Following are some factors which we must consider while using Prometheus:
1. Full ingestion compatibility that really supports all Prometheus features
The vendor/tool/SaaS solution should be able to consume data from any entity that can produce Prometheus metrics.
2. PromQL compatibility
The PromQL helps to extract information stored by Prometheus. In addition, PromQL enables us to ask for metrics on specific services or specific users. Also, it enables us to aggregate or segment data.
3. Hot-swappable
To be truly compatible with Prometheus, the solution has to be hot-swappable. In other words, it should be able to work with the existing dashboards, alerts, and scripts.
4. Access Controls
Access controls are another security issue we should consider when evaluating tools.
5. Troubleshooting
Kubernetes simplifies the deployment, scaling, and management of containerized applications and microservices. Further, this helps to keep services up and running.
However, to identify and resolve underlying problems, such as slow performance, failed deployments, and connection errors, we need to gather and visualize in-depth the following:
a. Infrastructure
b. Application
c. performance data from across
Not having access to both real-time information and contextual data makes it difficult to correlate the metrics in our environment so we can solve problems more quickly.
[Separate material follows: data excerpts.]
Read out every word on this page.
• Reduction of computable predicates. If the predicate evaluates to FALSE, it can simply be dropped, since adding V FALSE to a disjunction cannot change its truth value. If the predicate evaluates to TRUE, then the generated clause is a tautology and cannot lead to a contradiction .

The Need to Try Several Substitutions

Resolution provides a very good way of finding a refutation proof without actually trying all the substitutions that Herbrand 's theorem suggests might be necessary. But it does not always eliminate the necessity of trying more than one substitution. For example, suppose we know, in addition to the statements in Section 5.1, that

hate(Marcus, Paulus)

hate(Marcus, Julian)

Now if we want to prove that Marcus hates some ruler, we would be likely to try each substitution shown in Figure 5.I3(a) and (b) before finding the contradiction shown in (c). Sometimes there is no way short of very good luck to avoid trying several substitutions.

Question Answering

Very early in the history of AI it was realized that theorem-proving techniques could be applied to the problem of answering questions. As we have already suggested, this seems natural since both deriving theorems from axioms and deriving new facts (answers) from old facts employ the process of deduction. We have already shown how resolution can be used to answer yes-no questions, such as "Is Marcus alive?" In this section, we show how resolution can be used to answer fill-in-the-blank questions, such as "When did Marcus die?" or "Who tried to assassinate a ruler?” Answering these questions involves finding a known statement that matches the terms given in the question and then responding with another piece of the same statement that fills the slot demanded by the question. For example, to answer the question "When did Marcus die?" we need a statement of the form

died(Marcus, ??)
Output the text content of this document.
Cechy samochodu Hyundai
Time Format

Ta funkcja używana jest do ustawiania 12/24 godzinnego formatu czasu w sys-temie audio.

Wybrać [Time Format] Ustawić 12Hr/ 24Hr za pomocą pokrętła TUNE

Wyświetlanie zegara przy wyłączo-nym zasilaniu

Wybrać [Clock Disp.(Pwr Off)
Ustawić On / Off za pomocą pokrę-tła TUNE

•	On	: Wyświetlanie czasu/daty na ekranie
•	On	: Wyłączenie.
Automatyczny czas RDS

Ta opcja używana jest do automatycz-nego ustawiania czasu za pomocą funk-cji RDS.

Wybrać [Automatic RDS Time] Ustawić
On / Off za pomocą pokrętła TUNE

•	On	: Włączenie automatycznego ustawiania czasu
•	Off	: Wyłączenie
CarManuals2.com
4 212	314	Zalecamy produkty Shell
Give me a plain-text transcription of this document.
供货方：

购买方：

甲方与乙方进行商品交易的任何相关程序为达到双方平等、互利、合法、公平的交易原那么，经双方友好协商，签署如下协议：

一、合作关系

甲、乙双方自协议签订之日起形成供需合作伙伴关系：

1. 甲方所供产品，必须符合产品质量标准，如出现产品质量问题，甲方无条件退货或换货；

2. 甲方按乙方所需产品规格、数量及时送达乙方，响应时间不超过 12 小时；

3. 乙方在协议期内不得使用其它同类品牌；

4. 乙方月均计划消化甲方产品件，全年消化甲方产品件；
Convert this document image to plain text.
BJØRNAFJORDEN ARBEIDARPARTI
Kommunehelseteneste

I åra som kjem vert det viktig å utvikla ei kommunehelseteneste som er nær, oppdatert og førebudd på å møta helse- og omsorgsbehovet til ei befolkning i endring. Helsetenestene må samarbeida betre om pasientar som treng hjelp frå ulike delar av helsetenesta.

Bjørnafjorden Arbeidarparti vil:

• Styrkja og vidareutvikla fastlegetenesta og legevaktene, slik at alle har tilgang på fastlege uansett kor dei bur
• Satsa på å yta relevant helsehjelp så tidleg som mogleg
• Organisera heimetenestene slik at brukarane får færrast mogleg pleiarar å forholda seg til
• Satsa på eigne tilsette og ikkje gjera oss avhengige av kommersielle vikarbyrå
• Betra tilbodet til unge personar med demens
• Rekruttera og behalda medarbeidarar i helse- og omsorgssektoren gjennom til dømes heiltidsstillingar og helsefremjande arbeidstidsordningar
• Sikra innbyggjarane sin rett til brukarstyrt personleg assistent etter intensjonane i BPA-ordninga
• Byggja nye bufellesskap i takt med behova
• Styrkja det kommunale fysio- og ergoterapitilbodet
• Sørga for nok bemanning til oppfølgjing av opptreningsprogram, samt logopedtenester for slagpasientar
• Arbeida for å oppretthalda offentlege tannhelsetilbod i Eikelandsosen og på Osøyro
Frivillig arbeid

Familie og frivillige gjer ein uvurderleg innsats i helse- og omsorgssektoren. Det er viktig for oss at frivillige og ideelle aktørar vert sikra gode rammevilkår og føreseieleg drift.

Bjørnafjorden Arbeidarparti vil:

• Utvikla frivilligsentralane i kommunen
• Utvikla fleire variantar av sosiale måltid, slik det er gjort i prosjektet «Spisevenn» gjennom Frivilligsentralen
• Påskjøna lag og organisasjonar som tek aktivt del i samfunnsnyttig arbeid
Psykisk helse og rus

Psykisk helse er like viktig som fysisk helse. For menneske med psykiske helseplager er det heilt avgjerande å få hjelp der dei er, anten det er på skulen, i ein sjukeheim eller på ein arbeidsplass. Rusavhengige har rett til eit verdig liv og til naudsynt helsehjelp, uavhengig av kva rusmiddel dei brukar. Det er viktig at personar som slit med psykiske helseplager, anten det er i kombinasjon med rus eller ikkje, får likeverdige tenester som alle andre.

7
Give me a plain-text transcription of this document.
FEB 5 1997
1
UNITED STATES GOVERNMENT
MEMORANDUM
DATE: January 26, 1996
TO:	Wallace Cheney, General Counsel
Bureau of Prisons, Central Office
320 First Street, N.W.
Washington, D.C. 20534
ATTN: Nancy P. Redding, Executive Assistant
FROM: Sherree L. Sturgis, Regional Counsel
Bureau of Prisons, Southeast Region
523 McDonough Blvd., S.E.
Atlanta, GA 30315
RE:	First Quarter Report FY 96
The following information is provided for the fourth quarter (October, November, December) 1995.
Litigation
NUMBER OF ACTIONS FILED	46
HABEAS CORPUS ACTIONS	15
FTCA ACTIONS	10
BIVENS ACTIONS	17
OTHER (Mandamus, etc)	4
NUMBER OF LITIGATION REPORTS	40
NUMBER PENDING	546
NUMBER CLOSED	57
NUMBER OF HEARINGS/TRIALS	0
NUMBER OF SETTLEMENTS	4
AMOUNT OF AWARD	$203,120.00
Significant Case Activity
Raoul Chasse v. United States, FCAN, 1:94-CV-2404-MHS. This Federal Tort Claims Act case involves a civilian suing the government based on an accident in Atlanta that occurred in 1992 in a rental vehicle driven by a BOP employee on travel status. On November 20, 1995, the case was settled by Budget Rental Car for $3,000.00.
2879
6. Compatibility with existing alerts
Generally, Prometheus faces a scalability problem, as we need to ensure it supports all levels of alerting.
However, the key to achieve this is by using Alert Manager functionality, which in turn requires 100% ingestion and PromQL compatibility.
This article covers an overview of what Prometheus Distributed Monitoring System is and how it works.
Prometheus is an open-source systems monitoring and alerting toolkit with an active ecosystem.
Why is Prometheus used?
Prometheus is an open-source monitoring software that is very popular in the industry. Prometheus is easy to customize, and produces metrics without impacting application performance.
Along with this, Prometheus monitoring can be used to provide clarity into systems and how to run them.
What is Prometheus monitoring used for?
Prometheus is a free software application used for event monitoring and alerting. It records real-time metrics in a time series database (allowing for high dimensionality) built using a HTTP pull model, with flexible queries and real-time alerting.
What is AWS Prometheus?
Amazon Managed Service for Prometheus (AMP) is a Prometheus-compatible monitoring service that makes it easy to monitor containerized applications at scale.
AMP automatically scales as your workloads grow or shrink, and is integrated with AWS security services to enable fast and secure access to data.
What metrics does Prometheus collect?
At this moment, for Prometheus, all metrics are time-series data. The Prometheus client libraries are the ones in charge of aggregating metrics data, like count or sum. Usually, these client libraries—like the Go library from the graphic above—have four types of metrics: counter, gauge, history, and summary.
What is the difference between Grafana and Prometheus?
Grafana and Prometheus, both help us in tackling issues related to complex data in a simplified manner.
Grafana is an open-source visualization software, which helps the users to understand the complex data with the help of data metrics.
Prometheus is an open-source event monitoring and alerting tool.
How does Prometheus monitoring work?
Prometheus scrapes metrics from instrumented jobs, either directly or via an intermediary push gateway for short-lived jobs.
It stores all scraped samples locally and runs rules over this data to either aggregate and record new time series from existing data or generate alerts.